Granted, during none of these scenarios did Carter’s actions seriously damage the U.S. effort. The Bush coalition held firm, and wars with North Korea and Haiti were averted, in large part due to Carter’s diplomacy. But democracy is focused on means, not just ends. Unlike John Quincy Adams and Theodore Roosevelt, ex-presidents who remained active in American politics after their terms expired, Carter has set himself up as separatefrom American politics. He says he aims to work in areas where he doesn’t interfere with the White House or the State Department. But he has no problem interfering when it suits him. His efforts to end the trade embargo in Cuba may be laudable, for example. But Carter’s position is at odds with the U.S. government’s, and the American system is designed for only one president, and one foreign policy, at a time.

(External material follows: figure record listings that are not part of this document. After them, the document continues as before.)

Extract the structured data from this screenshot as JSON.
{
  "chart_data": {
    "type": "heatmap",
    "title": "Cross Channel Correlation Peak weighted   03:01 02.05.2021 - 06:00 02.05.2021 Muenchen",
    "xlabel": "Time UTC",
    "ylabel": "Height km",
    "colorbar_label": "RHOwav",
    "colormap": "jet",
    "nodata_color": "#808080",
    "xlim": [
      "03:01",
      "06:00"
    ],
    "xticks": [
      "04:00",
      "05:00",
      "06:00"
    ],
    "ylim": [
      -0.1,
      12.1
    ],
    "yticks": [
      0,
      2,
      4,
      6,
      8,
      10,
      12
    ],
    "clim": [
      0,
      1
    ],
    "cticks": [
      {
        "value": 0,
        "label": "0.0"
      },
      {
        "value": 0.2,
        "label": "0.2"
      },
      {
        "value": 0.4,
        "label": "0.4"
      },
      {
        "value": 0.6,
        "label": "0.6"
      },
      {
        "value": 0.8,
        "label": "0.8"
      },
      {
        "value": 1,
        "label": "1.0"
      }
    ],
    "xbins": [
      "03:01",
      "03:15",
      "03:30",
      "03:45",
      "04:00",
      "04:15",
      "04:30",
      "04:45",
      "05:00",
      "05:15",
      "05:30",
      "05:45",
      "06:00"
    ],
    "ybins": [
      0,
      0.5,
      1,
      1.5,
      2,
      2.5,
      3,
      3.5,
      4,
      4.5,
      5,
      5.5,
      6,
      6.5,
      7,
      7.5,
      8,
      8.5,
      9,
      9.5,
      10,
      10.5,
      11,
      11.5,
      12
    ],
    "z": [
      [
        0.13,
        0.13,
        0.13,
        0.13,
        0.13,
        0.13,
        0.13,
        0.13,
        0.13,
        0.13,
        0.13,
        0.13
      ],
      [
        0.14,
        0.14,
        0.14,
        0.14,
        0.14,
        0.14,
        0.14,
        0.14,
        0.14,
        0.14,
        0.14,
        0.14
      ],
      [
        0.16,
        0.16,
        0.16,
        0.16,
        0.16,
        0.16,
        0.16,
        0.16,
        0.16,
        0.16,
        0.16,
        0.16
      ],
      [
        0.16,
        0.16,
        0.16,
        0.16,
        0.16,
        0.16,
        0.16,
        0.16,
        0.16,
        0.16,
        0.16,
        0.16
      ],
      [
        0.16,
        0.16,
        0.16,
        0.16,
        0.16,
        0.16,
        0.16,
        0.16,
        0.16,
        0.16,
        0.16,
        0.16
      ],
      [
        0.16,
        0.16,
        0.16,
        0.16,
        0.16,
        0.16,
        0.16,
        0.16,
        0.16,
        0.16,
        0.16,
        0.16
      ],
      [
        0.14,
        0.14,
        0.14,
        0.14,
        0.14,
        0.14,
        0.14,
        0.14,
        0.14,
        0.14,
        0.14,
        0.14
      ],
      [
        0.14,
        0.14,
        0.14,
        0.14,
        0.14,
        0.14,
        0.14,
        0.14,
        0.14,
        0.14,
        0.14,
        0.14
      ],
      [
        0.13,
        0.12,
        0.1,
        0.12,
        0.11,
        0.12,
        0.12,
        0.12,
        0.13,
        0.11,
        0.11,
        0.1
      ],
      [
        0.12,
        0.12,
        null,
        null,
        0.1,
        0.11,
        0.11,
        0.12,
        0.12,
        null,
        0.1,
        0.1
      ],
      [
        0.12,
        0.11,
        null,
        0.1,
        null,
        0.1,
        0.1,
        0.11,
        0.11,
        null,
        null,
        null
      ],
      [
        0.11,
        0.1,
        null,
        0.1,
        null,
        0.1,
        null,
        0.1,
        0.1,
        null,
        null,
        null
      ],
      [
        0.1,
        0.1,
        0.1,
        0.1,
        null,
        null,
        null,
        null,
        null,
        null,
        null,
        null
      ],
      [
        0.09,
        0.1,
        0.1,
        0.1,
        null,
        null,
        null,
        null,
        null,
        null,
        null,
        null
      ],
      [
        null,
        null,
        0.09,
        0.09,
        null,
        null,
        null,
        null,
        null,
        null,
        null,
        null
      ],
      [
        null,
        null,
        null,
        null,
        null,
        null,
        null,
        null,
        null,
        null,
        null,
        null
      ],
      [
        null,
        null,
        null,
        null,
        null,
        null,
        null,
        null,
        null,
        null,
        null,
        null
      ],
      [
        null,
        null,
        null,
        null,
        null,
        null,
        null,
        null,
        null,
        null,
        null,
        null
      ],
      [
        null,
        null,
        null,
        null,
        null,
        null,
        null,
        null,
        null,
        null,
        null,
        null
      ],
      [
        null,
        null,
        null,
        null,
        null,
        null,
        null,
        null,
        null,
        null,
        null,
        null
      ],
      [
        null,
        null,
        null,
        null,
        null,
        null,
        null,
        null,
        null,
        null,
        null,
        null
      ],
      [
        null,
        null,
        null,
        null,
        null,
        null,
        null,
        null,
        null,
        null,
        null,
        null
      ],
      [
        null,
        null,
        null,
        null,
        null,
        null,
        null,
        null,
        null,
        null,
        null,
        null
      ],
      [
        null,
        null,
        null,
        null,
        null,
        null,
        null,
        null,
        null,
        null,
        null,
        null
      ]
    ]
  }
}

Carter trades on his role as a former president, and many of the non-democracies in which he works have difficulty understanding that he’s not a major leader in the United States. Yasser Arafat, for example, once asked Carter to serve as an intermediary with the first Bush administration, not understanding that at the time Carter was tremendously unpopular with Republicans and Democrats alike. Other presidents trade on their former roles, too, cashing in by holding sinecures on corporate boards or by making lucrative speeches. But as distasteful as that behavior may be to some, it doesn’t interfere with the current office-holder’s ability to do his job. Imagine if all five former presidents, Ford and Carter and Reagan and Bush and Clinton, were perpetually jet-setting around the globe, pushing their own foreign policies and urging foreign leaders to oppose the policies put forward by America’s government. That’s the stuff of tin-pot dictatorships, not mature democracies.

Carter has done admirable work since he left office, particularly in Africa, where he has helped nearly to eradicate some deadly diseases. And when he’s brokering a cease-fire during a civil war in Ethiopia, or promoting new agricultural techniques in sub-Saharan Africa, he’s actively making the world a better place. But a benevolent ex-president is still an ex-president, and it would be nice if Carter remembered that more often.